La spécificité et la force de la formation des travailleurs sociaux de niveau III reste en France le dispositif de mise en alternance qui constitue une modalité de formation permettant de s’approcher au plus près de la construction des compétences. Cela suppose que l’alternance ne soit pas conçue comme une simple succession de moments théoriques et de moments pratiques, mais que ces deux moments interagissent l’un sur l’autre et s’alimentent mutuellement. Il reste nécessaire de compléter ces connaissances « théoriques » par un savoir de praticien qui « met à l’épreuve » l’étudiant. Celui-ci aura à s’engager au delà de la maîtrise de référentiels. Le savoir abstrait doit être complété d’un savoir concret opérationnel et cette exigence est d’autant plus importante que ces professionnels ont à intervenir auprès de la population la plus fragile.

Dans la perspective d'une cohérence entre la formation/emploi et capacité/compétence, il est essentiel d'affirmer l’alternance ainsi que la recherche comme spécificités déterminantes pour la qualité.


4. La cohérence et la lisibilité de l'offre de certification ne doit pas occulter la nécessaire reconnaissance de nos diplômes au grade européen niveau 6 de « bachelor »

La complexité technique de ce dossier, entretenue par l'organisation du système français des diplômes et certifications, ne facilite pas « la lisibilité de l'inscription de l'offre de certification dans l'espace européen de l'enseignement supérieur ».
Aujourd'hui, la reconnaissance de nos diplômes à Bac + 3 (licence : niveau II français défini par la CNCP (5) ; bachelor : niveau 6, premier niveau de référence européen de l'enseignement supérieur et de la formation professionnelle défini par la CEC (6) ) n'est toujours pas une priorité de l'État.
A la lecture des orientations nationales pour les formations sociales 2011 – 2013 (7) , la DGCS maintient une position paradoxale.

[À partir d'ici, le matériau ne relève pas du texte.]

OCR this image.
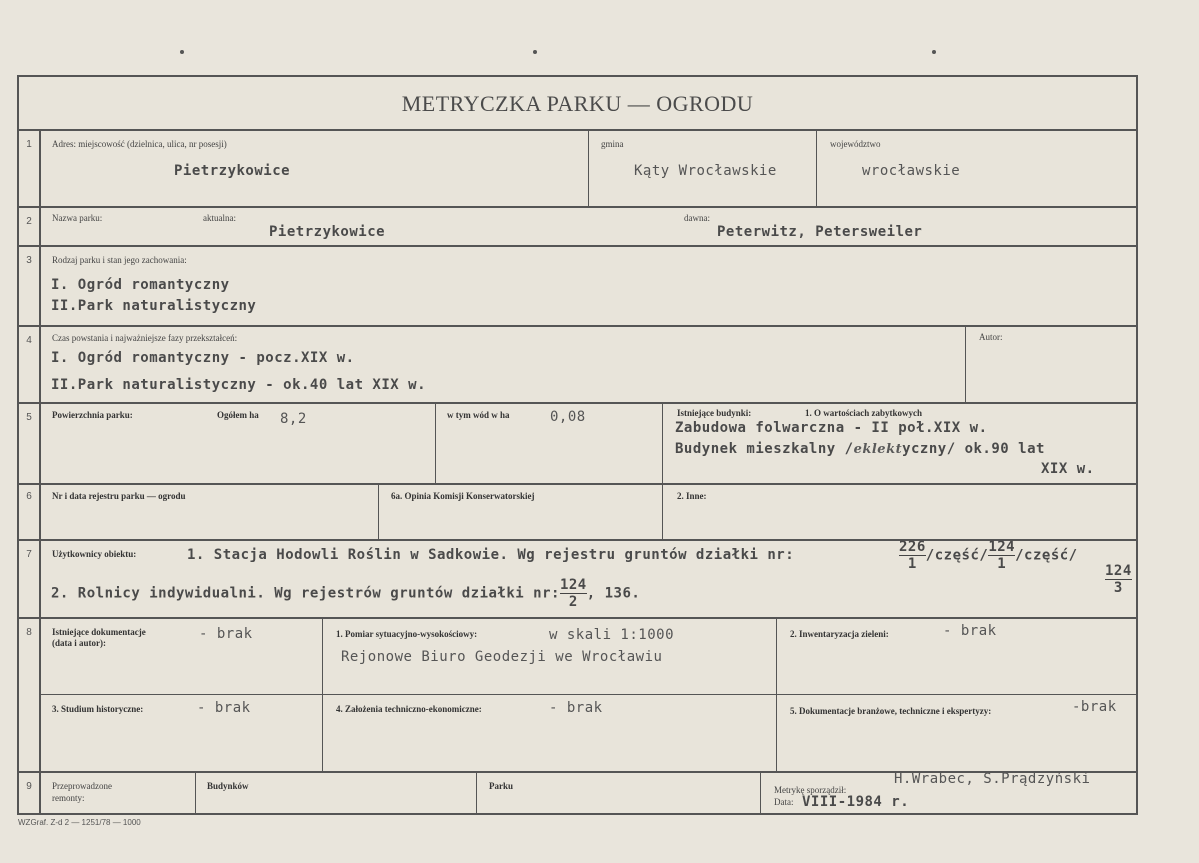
METRYCZKA PARKU — OGRODU
1	Adres: miejscowość (dzielnica, ulica, nr posesji)
Pietrzykowice
gmina
Kąty Wrocławskie
województwo
wrocławskie
2	Nazwa parku:	aktualna:
Pietrzykowice
dawna:
Peterwitz, Petersweiler
3	Rodzaj parku i stan jego zachowania:
I. Ogród romantyczny
II.Park naturalistyczny
4	Czas powstania i najważniejsze fazy przekształceń:
I. Ogród romantyczny - pocz.XIX w.
II.Park naturalistyczny - ok.40 lat XIX w.
Autor:
5	Powierzchnia parku:	Ogółem ha 8,2	w tym wód w ha	0,08	Istniejące budynki:	1. O wartościach zabytkowych
Zabudowa folwarczna - II poł.XIX w.
Budynek mieszkalny /eklektyczny/ ok.90 lat
XIX w.
6	Nr i data rejestru parku — ogrodu	6a. Opinia Komisji Konserwatorskiej	2. Inne:
7	Użytkownicy obiektu:	1. Stacja Hodowli Roślin w Sadkowie. Wg rejestru gruntów działki nr:	$\frac{226}{1}$ /część/ $\frac{124}{1}$ /część/
$\frac{124}{3}$
2. Rolnicy indywidualni. Wg rejestrów gruntów działki nr: $\frac{124}{2}$ , 136.
8	Istniejące dokumentacje
(data i autor):
- brak	1. Pomiar sytuacyjno-wysokościowy:	w skali 1:1000
Rejonowe Biuro Geodezji we Wrocławiu
2. Inwentaryzacja zieleni:	- brak
3. Studium historyczne:	- brak	4. Założenia techniczno-ekonomiczne:	- brak	5. Dokumentacje branżowe, techniczne i ekspertyzy:	-brak
9	Przeprowadzone
remonty:
Budynków	Parku	Metrykę sporządził:
H.Wrabec, S.Prądzyński
Data: VIII-1984 r.
WZGraf. Z-d 2 — 1251/78 — 1000
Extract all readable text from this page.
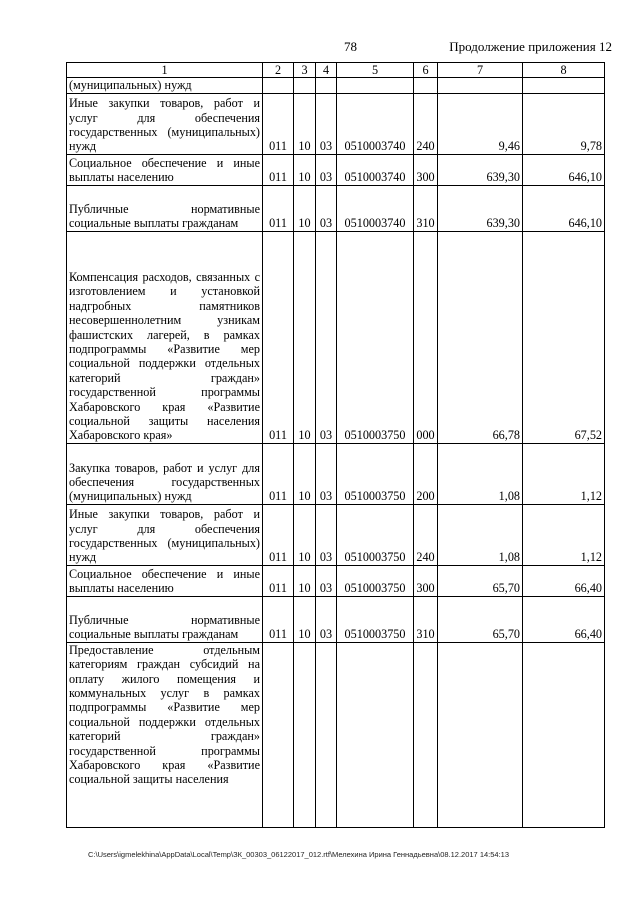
78	Продолжение приложения 12
1	2	3	4	5	6	7	8
(муниципальных) нужд							
Иные закупки товаров, работ и услуг для обеспечения государственных (муниципальных) нужд	011	10	03	0510003740	240	9,46	9,78
Социальное обеспечение и иные выплаты населению	011	10	03	0510003740	300	639,30	646,10
Публичные нормативные социальные выплаты гражданам	011	10	03	0510003740	310	639,30	646,10
Компенсация расходов, связанных с изготовлением и установкой надгробных памятников несовершеннолетним узникам фашистских лагерей, в рамках подпрограммы «Развитие мер социальной поддержки отдельных категорий граждан» государственной программы Хабаровского края «Развитие социальной защиты населения Хабаровского края»	011	10	03	0510003750	000	66,78	67,52
Закупка товаров, работ и услуг для обеспечения государственных (муниципальных) нужд	011	10	03	0510003750	200	1,08	1,12
Иные закупки товаров, работ и услуг для обеспечения государственных (муниципальных) нужд	011	10	03	0510003750	240	1,08	1,12
Социальное обеспечение и иные выплаты населению	011	10	03	0510003750	300	65,70	66,40
Публичные нормативные социальные выплаты гражданам	011	10	03	0510003750	310	65,70	66,40
Предоставление отдельным категориям граждан субсидий на оплату жилого помещения и коммунальных услуг в рамках подпрограммы «Развитие мер социальной поддержки отдельных категорий граждан» государственной программы Хабаровского края «Развитие социальной защиты населения							
C:\Users\igmelekhina\AppData\Local\Temp\ЗК_00303_06122017_012.rtf\Мелехина Ирина Геннадьевна\08.12.2017 14:54:13
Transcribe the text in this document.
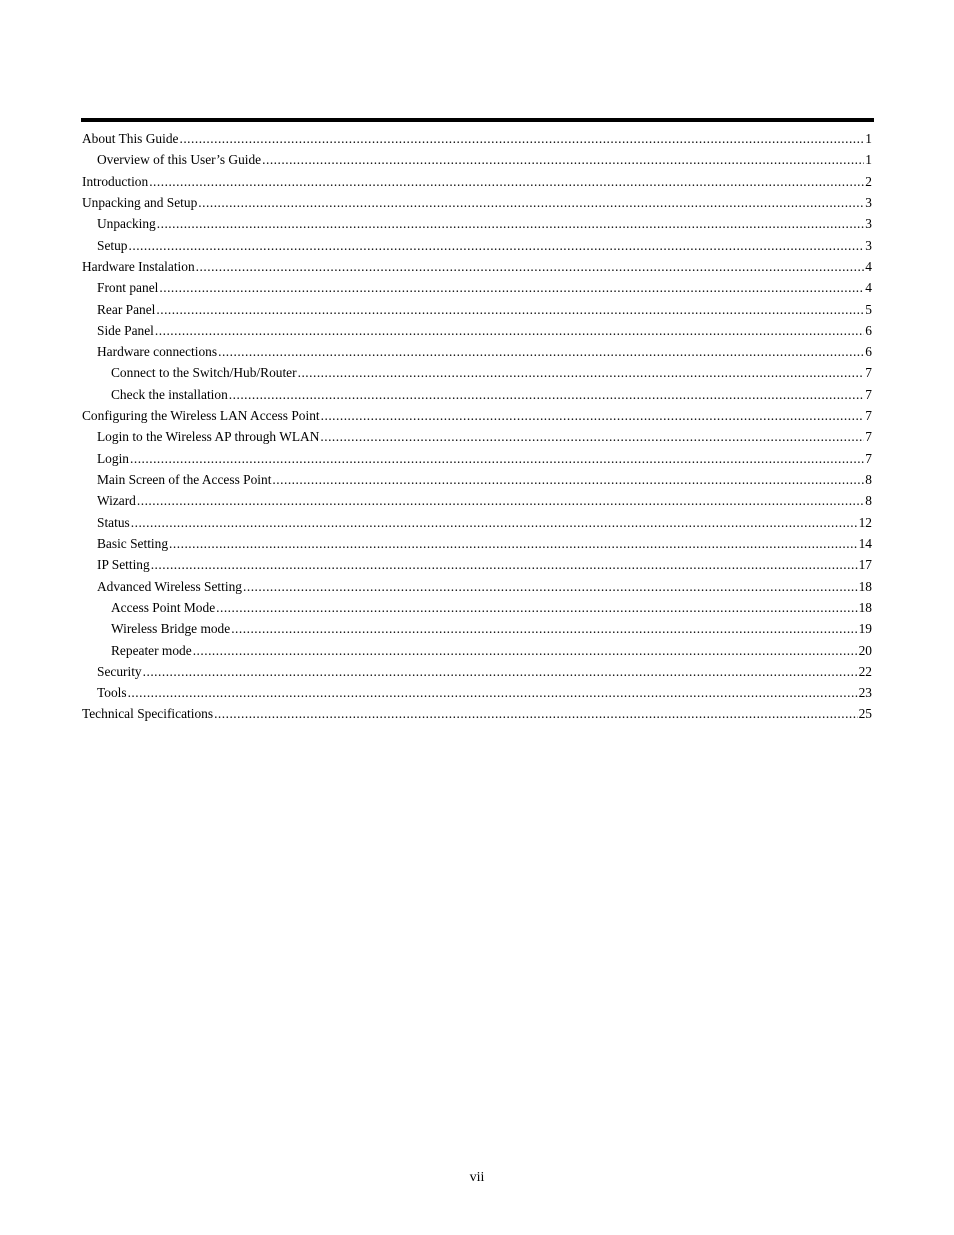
About This Guide .....	1
Overview of this User’s Guide .....	1
Introduction .....	2
Unpacking and Setup .....	3
Unpacking .....	3
Setup .....	3
Hardware Instalation .....	4
Front panel .....	4
Rear Panel .....	5
Side Panel .....	6
Hardware connections .....	6
Connect to the Switch/Hub/Router .....	7
Check the installation .....	7
Configuring the Wireless LAN Access Point .....	7
Login to the Wireless AP through WLAN .....	7
Login .....	7
Main Screen of the Access Point .....	8
Wizard .....	8
Status .....	12
Basic Setting .....	14
IP Setting .....	17
Advanced Wireless Setting .....	18
Access Point Mode .....	18
Wireless Bridge mode .....	19
Repeater mode .....	20
Security .....	22
Tools .....	23
Technical Specifications .....	25
vii
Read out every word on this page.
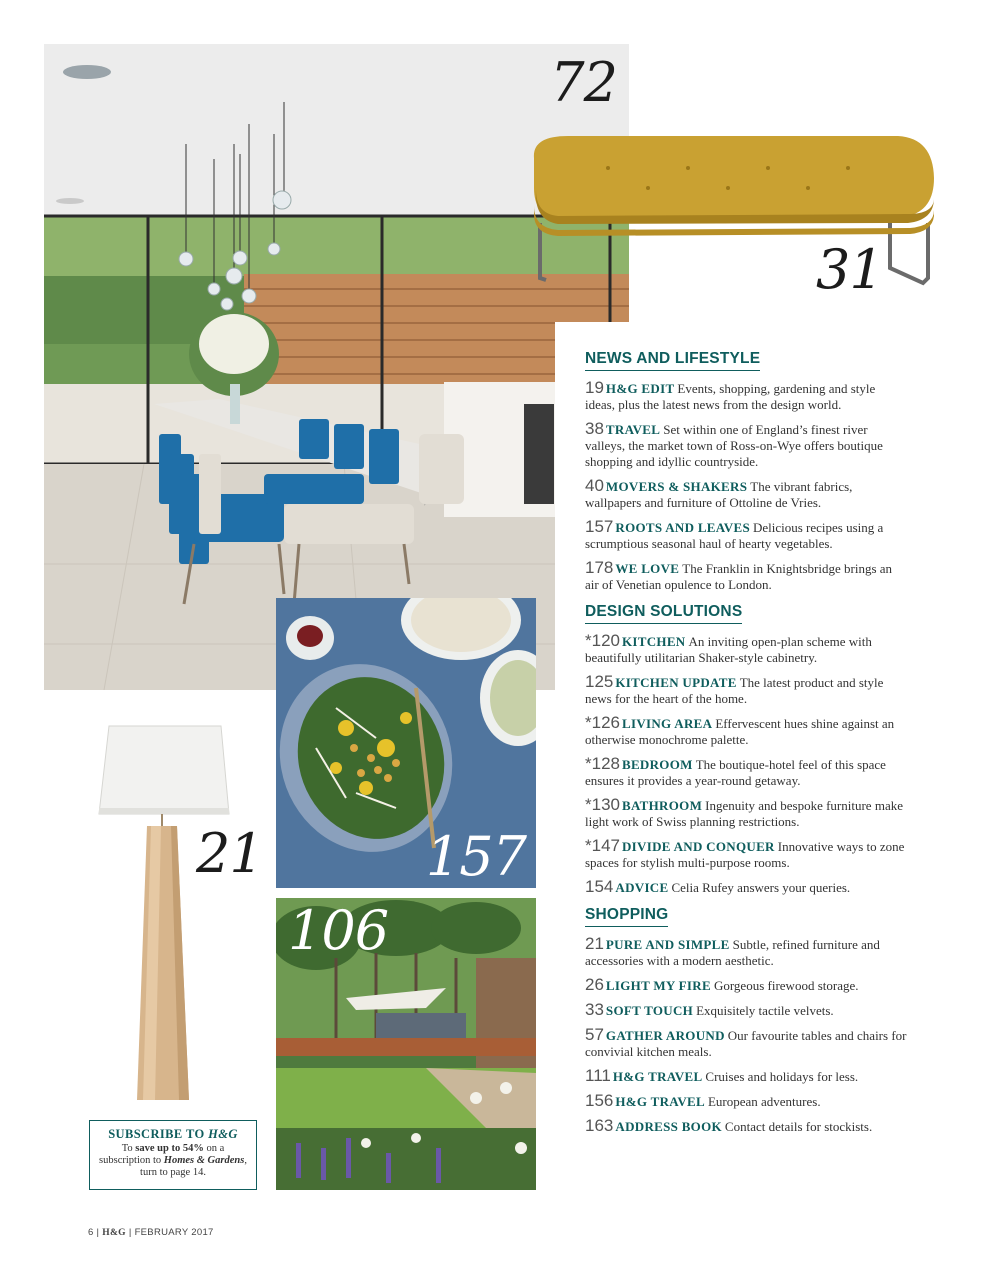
72
31
NEWS AND LIFESTYLE
19 H&G EDIT Events, shopping, gardening and style ideas, plus the latest news from the design world.
38 TRAVEL Set within one of England’s finest river valleys, the market town of Ross-on-Wye offers boutique shopping and idyllic countryside.
40 MOVERS & SHAKERS The vibrant fabrics, wallpapers and furniture of Ottoline de Vries.
157 ROOTS AND LEAVES Delicious recipes using a scrumptious seasonal haul of hearty vegetables.
178 WE LOVE The Franklin in Knightsbridge brings an air of Venetian opulence to London.
DESIGN SOLUTIONS
*120 KITCHEN An inviting open-plan scheme with beautifully utilitarian Shaker-style cabinetry.
125 KITCHEN UPDATE The latest product and style news for the heart of the home.
*126 LIVING AREA Effervescent hues shine against an otherwise monochrome palette.
*128 BEDROOM The boutique-hotel feel of this space ensures it provides a year-round getaway.
*130 BATHROOM Ingenuity and bespoke furniture make light work of Swiss planning restrictions.
*147 DIVIDE AND CONQUER Innovative ways to zone spaces for stylish multi-purpose rooms.
154 ADVICE Celia Rufey answers your queries.
SHOPPING
21 PURE AND SIMPLE Subtle, refined furniture and accessories with a modern aesthetic.
26 LIGHT MY FIRE Gorgeous firewood storage.
33 SOFT TOUCH Exquisitely tactile velvets.
57 GATHER AROUND Our favourite tables and chairs for convivial kitchen meals.
111 H&G TRAVEL Cruises and holidays for less.
156 H&G TRAVEL European adventures.
163 ADDRESS BOOK Contact details for stockists.
21	157
106
SUBSCRIBE TO H&G
To save up to 54% on a subscription to Homes & Gardens, turn to page 14.
6 | H&G | FEBRUARY 2017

Elle reconnaît l'expertise du travail social, son engagement et sa responsabilité dans les politiques sociales, ses principes éthiques et son besoin « d'un certain degré d'autonomie ». Elle invite, entre autre, « à ce que les formations et les certifications du travail social permettent aux professionnels d'apporter leur expertise des situations sociales dans la production de connaissance, la lecture voire la participation à l'élaboration des politiques publiques ». D'après les « descripteurs de Dublin » ces compétences relèvent bien des référentiels professionnels et de formation du niveau 6 européen de l'enseignement supérieur et de la formation professionnelle.
Cependant, cette affirmation de reconnaissance ne se retrouve plus dans l'inscription de nos formations et nos certifications dans le processus européen de Bologne (8) .
Le ministère des affaires sociales qui a la légitimité de « certificateur » pour nos diplômes se contente de réitérer les orientations nationales 2007 – 2010 en redonnant la même priorité à certains des axes du processus de Bologne non encore mis en œuvre en France (application du système européen de crédits capitalisables et transférables (ECTS) à hauteur de 180 crédits pour chacun de nos 5 diplômes ; l'organisation des formations en semestres et unités capitalisables ; la délivrance d'un supplément au diplôme). « Si le LMD est une référence incontestable pour le monde universitaire », l'État estime que cette référence n'est pas une priorité pour nos formations. En effet, la DGCS continue en affirmant : « la référence aux grades universitaires ne constituent pas la seule voie pour atteindre les objectifs ... » mais veillera « à ce que, en conséquence, les diplômes de travail social post bac soient positionnés au même niveau du CEC que leurs homologues européens » !!! Mais, pour cela c'est à la CNCP de faire identifier dans le RNCP (9) notre niveau de certification au niveau II du cadre national français, pour ensuite le transposer vers le niveau identifié dans le CEC. En conclusion, l'explication de ce processus complexe est loin d'affirmer la reconnaissance de nos diplômes, malgré l'adhésion de l'UNAFORIS et la validation du CSTS qui nous laissent perplexes.
Si l'association avec l'université est incontournable pour nos formations et certifications professionnelles, la vigilance, la mobilisation et la volonté des associations professionnelles d'être associées au débat restent indispensables aujourd'hui.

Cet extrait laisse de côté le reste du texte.